Jon's not ever done this for the money. He would have happily teched around with his friends for the rest of his life, occasionally putting up prints of his better photographs on Tom's website, without ever thinking twice about having more than rent and beer money. He's still not used to the revenue his album--his first album as a member of Panic instead of the guy who filled in for Panic--going into his bank account every month like clockwork, sometimes lager and sometimes smaller, but always far, far more than he could have ever made pressing buttons on Verismo machines and taking inventory on cookies and muffins. That was never even going to be his job for more than a summer; when he went to Columbia he thought he could maybe open a studio someday, a small place up north that took pictures of confirmations and weddings and color-coordinated families that would fund his less lucrative photography habits. Even that wouldn't have come close to the kind of money he makes as a member of a successful, touring band.

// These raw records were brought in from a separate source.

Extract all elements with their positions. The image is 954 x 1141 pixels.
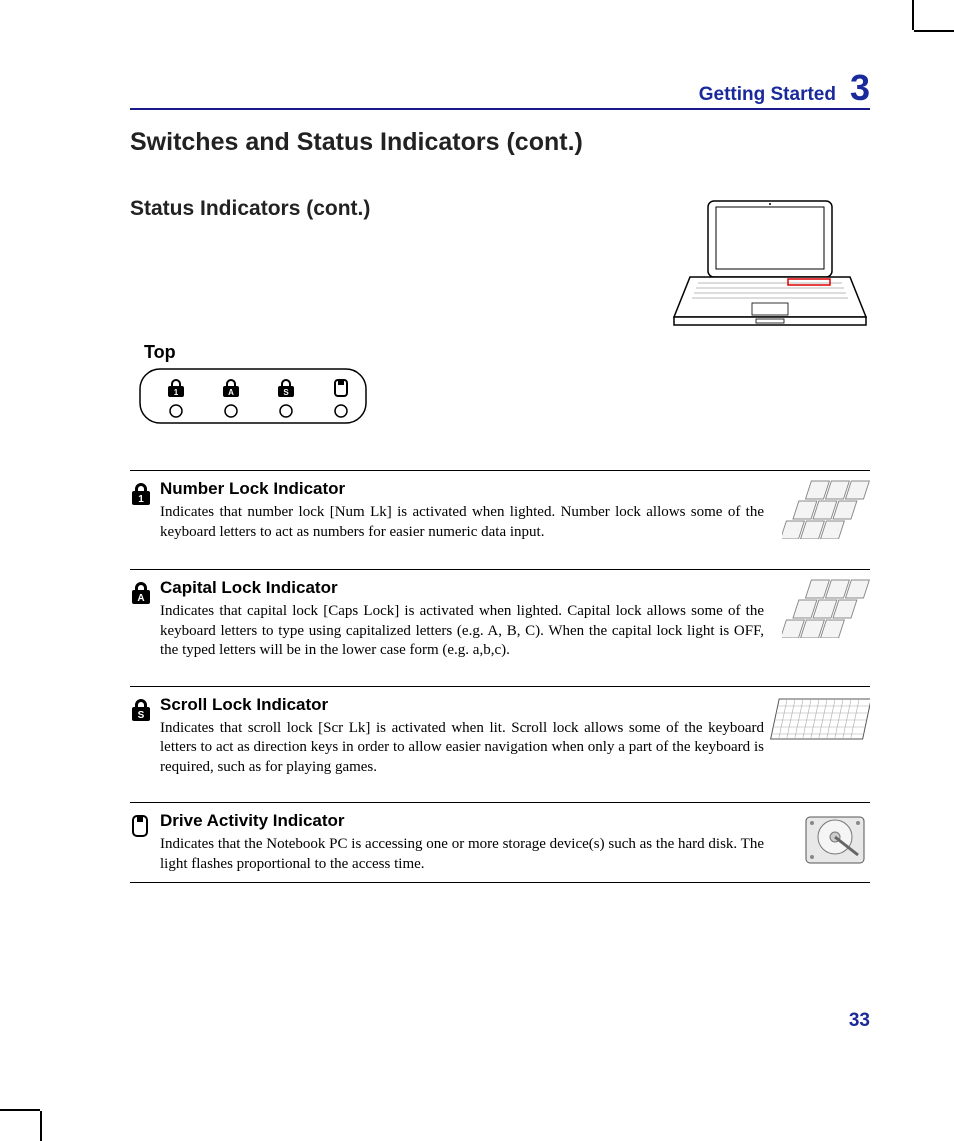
item-title: Drive Activity Indicator xyxy=(160,811,764,831)
item-title: Scroll Lock Indicator xyxy=(160,695,764,715)
svg-text:1: 1 xyxy=(174,388,179,397)
section-subtitle: Status Indicators (cont.) xyxy=(130,197,654,221)
indicator-item-capslock: A Capital Lock Indicator Indicates that … xyxy=(130,569,870,661)
svg-text:A: A xyxy=(137,593,144,604)
indicator-item-drive: Drive Activity Indicator Indicates that … xyxy=(130,802,870,883)
chapter-number: 3 xyxy=(850,70,870,106)
svg-text:1: 1 xyxy=(138,494,144,505)
svg-text:S: S xyxy=(283,388,289,397)
page-content: Getting Started 3 Switches and Status In… xyxy=(130,70,870,883)
top-panel-block: Top 1 A xyxy=(130,342,870,430)
svg-text:A: A xyxy=(228,388,234,397)
item-title: Number Lock Indicator xyxy=(160,479,764,499)
indicator-panel-illustration: 1 A S xyxy=(138,367,870,430)
item-title: Capital Lock Indicator xyxy=(160,578,764,598)
caps-lock-icon: A xyxy=(130,580,152,611)
keyboard-keys-illustration xyxy=(782,578,870,643)
scroll-lock-icon: S xyxy=(130,697,152,728)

He remembers what it was like when Panic just started to get big--not the part where people started to know Ryan's lyrics by heart or the guys' faces on-sight, but the slowly dawning realization that the concerts had sold out
and whatever financial problems they had, or their parents had anticipated them having, weren't an issue (at least, in the short-term). He was only seeing the touring revenue off that, not even the album sales or a big percentage of the merch, and it was still enough for him to pay off the few thousand dollars in student loans. And to purchase the Leica M6 Classic he'd been coveting since he was 10.
It's strange, the things a person can get used to. He's not rich, and probably never will be, but if someone had told him when he was seventeen that he'd be in a band again, touring all over the world and making enough money to retire on--if someone had told him that, he doesn't think seventeen-year-old-Jon would have believed them. He's grateful for everything that's happened to him, and pretty aware of how lucky he is, even when stuff gets hard. But this is so much more than he ever thought he'd have that sometimes he wishes he was still a tech, fiddling around on other people's guitars for two hours with the rest of the time to himself, on his own guitar.
Only some of the time. Most of the time he wouldn't want to be anywhere else, no matter how much you paid him.